The divergence in the out turn despite the consistence in direction could be attributed to competition for the few trustworthy clients while not compromising the loan portfolio quality.

Across firm size, credit standards tightened for both SMEs and large enterprises represented by the measure of net tightening of 4.6 per cent and 9.4 per cent, respectively. In terms of loan duration, the credit standards eased for short-term loans, while long-term loans tightened in the quarter to September 2022. The high levels of default attributed to rising inflation, unstable business cashflows and the reduced purchasing power of customers are the major reasons cited by banks for the net tightening of credit standards.Credit standards consist of internal banking rules which determines the type of loans and amounts to be provided, and to which clients. This is based on classifications by sector, area, size, duration, and financial indicators.

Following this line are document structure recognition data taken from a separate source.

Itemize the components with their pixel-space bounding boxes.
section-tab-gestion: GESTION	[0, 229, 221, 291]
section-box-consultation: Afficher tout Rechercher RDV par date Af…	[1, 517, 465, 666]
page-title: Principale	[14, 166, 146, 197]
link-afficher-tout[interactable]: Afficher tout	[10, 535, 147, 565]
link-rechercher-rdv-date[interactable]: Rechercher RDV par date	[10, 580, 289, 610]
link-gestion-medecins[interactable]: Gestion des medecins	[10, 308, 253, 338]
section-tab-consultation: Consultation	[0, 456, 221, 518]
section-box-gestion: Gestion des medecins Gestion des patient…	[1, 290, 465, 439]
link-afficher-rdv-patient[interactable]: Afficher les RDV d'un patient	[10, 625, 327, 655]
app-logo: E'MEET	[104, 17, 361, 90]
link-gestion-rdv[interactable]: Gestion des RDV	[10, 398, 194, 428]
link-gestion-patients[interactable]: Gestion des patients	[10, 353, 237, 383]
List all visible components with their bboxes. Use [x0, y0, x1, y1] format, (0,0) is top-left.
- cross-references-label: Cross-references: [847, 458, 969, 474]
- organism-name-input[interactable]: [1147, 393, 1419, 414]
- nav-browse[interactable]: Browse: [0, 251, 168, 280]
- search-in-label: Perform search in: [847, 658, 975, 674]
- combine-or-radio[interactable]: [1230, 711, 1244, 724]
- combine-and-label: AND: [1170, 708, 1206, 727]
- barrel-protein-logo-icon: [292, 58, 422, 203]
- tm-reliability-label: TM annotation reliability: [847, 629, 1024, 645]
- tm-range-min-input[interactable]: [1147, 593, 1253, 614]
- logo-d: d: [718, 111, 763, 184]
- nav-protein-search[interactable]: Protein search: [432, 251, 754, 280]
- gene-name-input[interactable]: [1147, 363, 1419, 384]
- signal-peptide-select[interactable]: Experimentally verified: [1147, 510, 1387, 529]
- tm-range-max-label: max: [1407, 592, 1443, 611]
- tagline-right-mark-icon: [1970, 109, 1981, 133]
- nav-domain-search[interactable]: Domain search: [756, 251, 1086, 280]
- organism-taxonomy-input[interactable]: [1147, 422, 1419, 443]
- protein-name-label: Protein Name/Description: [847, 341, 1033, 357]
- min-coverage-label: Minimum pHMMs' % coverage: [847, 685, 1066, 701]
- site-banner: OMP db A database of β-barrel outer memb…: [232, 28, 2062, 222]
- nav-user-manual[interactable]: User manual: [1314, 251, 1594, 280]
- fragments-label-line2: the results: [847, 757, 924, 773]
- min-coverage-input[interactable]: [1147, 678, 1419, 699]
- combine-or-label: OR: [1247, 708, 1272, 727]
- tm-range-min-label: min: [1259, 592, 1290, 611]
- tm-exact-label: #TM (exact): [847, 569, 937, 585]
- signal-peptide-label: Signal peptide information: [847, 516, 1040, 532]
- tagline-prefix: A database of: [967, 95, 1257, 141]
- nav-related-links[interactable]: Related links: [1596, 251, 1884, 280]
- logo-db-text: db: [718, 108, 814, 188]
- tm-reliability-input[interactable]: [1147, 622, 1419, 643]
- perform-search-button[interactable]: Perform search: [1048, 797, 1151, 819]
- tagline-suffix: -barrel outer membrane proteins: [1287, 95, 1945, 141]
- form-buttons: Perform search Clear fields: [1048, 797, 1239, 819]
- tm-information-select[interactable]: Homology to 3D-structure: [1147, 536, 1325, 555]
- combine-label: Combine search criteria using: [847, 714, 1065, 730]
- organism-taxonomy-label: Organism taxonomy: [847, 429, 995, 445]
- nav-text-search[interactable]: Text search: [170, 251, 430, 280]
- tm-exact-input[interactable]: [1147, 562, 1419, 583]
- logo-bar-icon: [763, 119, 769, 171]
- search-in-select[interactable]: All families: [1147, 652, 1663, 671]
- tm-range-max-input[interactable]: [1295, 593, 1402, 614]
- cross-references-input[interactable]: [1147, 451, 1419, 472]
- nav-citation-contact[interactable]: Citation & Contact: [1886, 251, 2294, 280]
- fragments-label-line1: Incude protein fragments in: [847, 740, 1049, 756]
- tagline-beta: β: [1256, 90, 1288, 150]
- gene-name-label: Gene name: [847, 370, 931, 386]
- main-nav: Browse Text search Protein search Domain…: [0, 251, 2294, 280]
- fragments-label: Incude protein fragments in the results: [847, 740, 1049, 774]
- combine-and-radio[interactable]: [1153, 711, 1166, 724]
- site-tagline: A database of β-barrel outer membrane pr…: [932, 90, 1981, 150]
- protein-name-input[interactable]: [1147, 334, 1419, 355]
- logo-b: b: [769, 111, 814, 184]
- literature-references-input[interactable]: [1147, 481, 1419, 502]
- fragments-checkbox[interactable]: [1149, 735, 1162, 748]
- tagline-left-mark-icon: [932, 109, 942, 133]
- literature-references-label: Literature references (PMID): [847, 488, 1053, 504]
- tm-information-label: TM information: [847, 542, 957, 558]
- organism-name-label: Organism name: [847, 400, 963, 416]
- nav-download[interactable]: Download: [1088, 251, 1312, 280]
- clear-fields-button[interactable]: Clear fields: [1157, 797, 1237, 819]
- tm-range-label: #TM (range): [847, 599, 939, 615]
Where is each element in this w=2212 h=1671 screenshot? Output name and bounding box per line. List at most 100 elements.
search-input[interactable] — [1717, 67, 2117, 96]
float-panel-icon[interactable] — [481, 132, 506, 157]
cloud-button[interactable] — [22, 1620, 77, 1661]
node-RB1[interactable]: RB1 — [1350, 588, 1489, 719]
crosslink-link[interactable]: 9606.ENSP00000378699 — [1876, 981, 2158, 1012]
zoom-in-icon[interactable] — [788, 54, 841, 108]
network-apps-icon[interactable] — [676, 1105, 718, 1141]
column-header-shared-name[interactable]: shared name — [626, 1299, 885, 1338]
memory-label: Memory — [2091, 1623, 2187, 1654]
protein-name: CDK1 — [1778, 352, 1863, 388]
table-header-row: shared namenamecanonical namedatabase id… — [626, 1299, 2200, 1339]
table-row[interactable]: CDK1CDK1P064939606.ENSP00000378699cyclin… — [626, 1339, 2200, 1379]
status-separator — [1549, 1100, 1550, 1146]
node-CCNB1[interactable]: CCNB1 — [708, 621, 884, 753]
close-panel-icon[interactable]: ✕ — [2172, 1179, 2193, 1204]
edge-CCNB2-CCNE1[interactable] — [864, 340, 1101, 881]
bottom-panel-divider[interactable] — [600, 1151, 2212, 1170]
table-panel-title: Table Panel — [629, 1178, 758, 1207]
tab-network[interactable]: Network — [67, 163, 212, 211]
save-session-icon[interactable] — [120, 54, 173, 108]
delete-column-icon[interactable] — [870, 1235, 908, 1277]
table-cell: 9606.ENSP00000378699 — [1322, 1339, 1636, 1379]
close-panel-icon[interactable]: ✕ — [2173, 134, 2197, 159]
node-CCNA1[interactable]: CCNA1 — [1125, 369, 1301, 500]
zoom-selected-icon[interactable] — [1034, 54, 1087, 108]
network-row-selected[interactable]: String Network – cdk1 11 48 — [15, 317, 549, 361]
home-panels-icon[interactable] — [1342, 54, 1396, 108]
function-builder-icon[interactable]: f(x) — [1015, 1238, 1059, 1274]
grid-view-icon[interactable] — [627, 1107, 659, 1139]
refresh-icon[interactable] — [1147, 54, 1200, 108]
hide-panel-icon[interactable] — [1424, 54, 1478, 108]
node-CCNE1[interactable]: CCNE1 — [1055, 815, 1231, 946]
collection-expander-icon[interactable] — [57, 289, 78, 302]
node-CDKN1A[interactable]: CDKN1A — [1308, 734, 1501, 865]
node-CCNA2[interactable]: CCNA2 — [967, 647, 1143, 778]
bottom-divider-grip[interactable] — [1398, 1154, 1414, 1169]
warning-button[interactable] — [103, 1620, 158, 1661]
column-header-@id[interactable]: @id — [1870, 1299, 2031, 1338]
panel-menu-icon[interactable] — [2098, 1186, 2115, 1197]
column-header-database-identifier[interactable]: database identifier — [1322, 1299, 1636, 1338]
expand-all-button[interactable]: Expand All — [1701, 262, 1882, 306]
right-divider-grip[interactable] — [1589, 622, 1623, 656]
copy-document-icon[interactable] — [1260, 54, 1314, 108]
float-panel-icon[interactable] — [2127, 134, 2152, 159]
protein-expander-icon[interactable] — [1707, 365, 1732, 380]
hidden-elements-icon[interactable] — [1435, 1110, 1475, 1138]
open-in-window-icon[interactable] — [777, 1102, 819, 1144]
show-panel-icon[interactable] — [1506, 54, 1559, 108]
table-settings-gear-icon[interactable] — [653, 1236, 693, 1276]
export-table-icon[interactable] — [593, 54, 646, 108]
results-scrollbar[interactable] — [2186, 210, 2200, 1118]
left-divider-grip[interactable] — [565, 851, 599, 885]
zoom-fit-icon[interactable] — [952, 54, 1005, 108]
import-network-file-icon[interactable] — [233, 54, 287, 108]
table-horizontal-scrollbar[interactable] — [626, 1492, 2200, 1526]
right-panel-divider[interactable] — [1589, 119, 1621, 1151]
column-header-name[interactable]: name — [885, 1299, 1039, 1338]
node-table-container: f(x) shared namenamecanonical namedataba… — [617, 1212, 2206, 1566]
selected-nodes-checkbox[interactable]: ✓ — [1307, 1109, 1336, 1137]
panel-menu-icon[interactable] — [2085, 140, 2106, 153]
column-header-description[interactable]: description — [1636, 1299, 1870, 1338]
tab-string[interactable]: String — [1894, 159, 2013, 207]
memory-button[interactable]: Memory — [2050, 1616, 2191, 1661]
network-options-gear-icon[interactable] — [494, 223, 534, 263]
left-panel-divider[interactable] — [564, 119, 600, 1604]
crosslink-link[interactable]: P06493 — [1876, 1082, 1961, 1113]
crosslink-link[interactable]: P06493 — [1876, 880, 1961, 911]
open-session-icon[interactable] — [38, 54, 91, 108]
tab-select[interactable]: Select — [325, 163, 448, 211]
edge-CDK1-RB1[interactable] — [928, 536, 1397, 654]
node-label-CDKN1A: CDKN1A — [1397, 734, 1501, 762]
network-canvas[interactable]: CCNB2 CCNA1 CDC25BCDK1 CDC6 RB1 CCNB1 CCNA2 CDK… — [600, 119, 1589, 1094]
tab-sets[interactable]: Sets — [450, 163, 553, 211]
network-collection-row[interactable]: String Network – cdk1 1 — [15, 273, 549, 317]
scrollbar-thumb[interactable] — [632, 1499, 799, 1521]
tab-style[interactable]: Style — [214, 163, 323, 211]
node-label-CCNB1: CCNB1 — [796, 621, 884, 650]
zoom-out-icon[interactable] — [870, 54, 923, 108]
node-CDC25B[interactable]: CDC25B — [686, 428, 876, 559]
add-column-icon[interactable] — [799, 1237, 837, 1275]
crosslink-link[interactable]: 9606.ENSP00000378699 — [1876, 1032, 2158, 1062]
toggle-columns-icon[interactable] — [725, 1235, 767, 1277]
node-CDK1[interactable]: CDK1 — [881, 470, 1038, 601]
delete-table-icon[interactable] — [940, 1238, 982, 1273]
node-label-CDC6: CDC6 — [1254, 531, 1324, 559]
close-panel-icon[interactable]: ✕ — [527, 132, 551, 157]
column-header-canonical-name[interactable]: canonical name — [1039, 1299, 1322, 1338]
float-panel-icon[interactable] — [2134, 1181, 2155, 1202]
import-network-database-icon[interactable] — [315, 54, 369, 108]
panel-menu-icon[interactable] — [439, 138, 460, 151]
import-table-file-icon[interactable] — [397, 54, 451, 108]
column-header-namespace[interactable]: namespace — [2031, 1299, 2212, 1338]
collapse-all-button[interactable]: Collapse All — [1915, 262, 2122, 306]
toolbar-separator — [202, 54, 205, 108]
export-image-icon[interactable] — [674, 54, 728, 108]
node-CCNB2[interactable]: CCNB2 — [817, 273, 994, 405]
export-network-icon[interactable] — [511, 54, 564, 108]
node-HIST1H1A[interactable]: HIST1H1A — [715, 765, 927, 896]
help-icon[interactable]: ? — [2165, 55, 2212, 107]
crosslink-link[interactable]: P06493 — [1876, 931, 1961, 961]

Going forward, banks forecast an overall increase in demand for credit, a higher expectation compared to the rise in credit demand reported. Notably, the increase in credit demand is expected across all firm sizes and loan durations, higher than the previous quarter. The reasons cited by most banks for the expected increase in credit demand were largely driven by developments in economic fundamentals, which include.

  • Short term funding to facilitate the preparations for the festive season.
  • The start of the second rainy season expected to influence the need for funds for agricultural activities.
  • The cashflow deficits caused by increased operating costs on account of high commodity and fuel prices may need funding to maintain enterprises in business.

The above anticipated increase in demand is expected to be moderated by the increased cost of doing business on account of the high cost of loanable funds due to currency depreciation, low purchasing power of customers and the general economic uncertainty.